« RESPIRE SACHA» OU COMMENT REBONDIR APRES UN BURNOUT DEVASTATEUR
Sacha, 26 ans au début du roman, mène sa carrière d’éducatrice spécialisée et sa vie de femme tambour battant. La pression quotidienne devient cependant très vite pesante et notre héroïne comprend très vite sans toutefois l’admettre qu’elle est sur le point de totalement craquer.
L’angoisse s'installe terriblement et progressivement, à son corps défendant et malgré des luttes qu’elle ne sait pas verbaliser (du moins au départ) viennent les crises de larmes incontrôlables qui laissent son compagnon, Neil, totalement impuissant, les insomnies chroniques qui creusent chaque nuit l’épuisement physique et émotionnel, et même un début d’anorexie traversées régulièrement par des idées de plus en plus sombres, au point que Sacha se surprenne parfois à penser furtivement au suicide. Non pas comme un choix librement réfléchi mais comme une option pour que cesse enfin la souffrance qui la détruit à petit feu.

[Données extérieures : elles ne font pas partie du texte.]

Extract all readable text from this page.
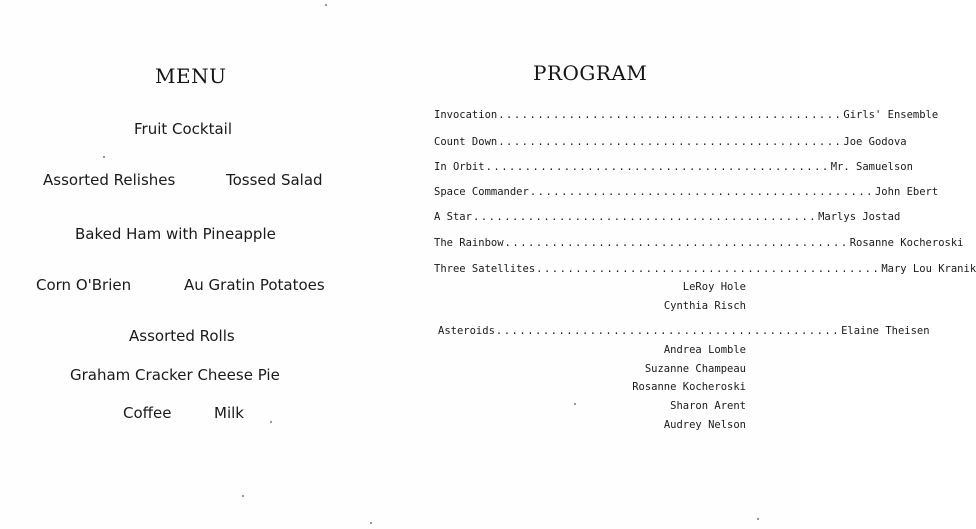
MENU
Fruit Cocktail
Assorted Relishes	Tossed Salad
Baked Ham with Pineapple
Corn O'Brien	Au Gratin Potatoes
Assorted Rolls
Graham Cracker Cheese Pie
Coffee	Milk
PROGRAM
Invocation ............................................ Girls' Ensemble
Count Down ............................................ Joe Godova
In Orbit ............................................ Mr. Samuelson
Space Commander ............................................ John Ebert
A Star ............................................ Marlys Jostad
The Rainbow ............................................ Rosanne Kocheroski
Three Satellites ............................................ Mary Lou Kranik
LeRoy Hole
Cynthia Risch
Asteroids ............................................ Elaine Theisen
Andrea Lomble
Suzanne Champeau
Rosanne Kocheroski
Sharon Arent
Audrey Nelson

Et pour ne pas sombrer, au plus fort des tempêtes intérieures qu’elle traverse avec beaucoup de courage, elle se répète mentalement sur tous les tons : « Respire Sacha ! Respire ! » … comme le naufragé qui s’accroche à sa bouée de sauvetage parce qu’il sait pertinemment que sa survie dépend d’elle.
Il lui faudra un an pour apprendre à se prioriser sans culpabiliser, pour écouter le murmure de l’enfant en souffrance qui hurlait à l’intérieur d’elle pour qu’elle l’entende enfin …. Un an pour renaître et respirer librement …. Enfin !
Les + que j’ai aimé
La couverture, d’un bel orange chaud, un peu flashy, qui donne un effet « peps » en laissant d’emblée deviner que l’histoire proposée se terminerait bien.

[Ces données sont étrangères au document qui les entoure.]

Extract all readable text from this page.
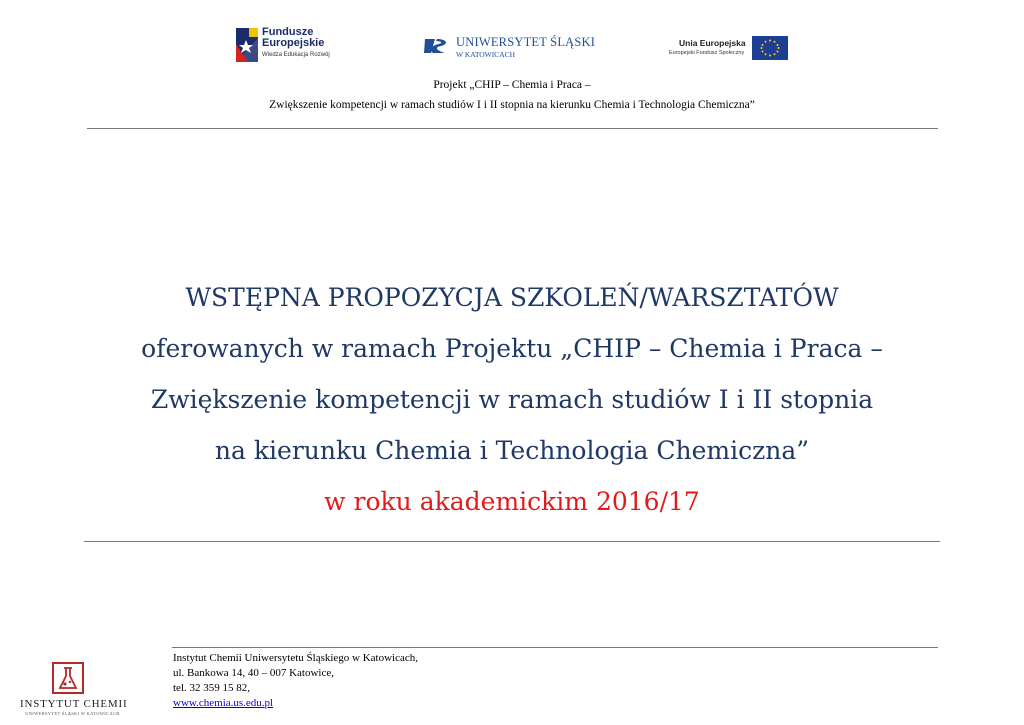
Fundusze
Europejskie
Wiedza Edukacja Rozwój
UNIWERSYTET ŚLĄSKI
W KATOWICACH
Unia Europejska
Europejski Fundusz Społeczny
Projekt „CHIP – Chemia i Praca –
Zwiększenie kompetencji w ramach studiów I i II stopnia na kierunku Chemia i Technologia Chemiczna”
WSTĘPNA PROPOZYCJA SZKOLEŃ/WARSZTATÓW
oferowanych w ramach Projektu „CHIP – Chemia i Praca –
Zwiększenie kompetencji w ramach studiów I i II stopnia
na kierunku Chemia i Technologia Chemiczna”
w roku akademickim 2016/17
Instytut Chemii Uniwersytetu Śląskiego w Katowicach,
ul. Bankowa 14, 40 – 007 Katowice,
tel. 32 359 15 82,
www.chemia.us.edu.pl
INSTYTUT CHEMII
UNIWERSYTET ŚLĄSKI W KATOWICACH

L’écriture de l’auteur d’abord, qui malgré le sujet traité, ne sombre jamais dans le pathos, ni dans les clichés faciles. Les chapitres volontairement très courts (guère plus de quelques pages) nous entraînent aisément dans l’histoire de Sacha. Et on hésita parfois entre la serrer simplement dans nos bras en la laissant enfin extérioriser ses émotions trop longtemps contenues, et l’envie de la secouer une bonne fois pour toutes afin de la faire « percuter », comme dirait certains jeunes de ma connaissance, sur l’urgence de se « faire du bien ».
Je me suis d’ailleurs reconnue dans le personnage qui aurait pu être ma parfaite et vraie jumelle, au point que, plus d’une fois, l’émotion m’a vraiment nouée la gorge, sans pour autant me faire renoncer à poursuivre ma lecture.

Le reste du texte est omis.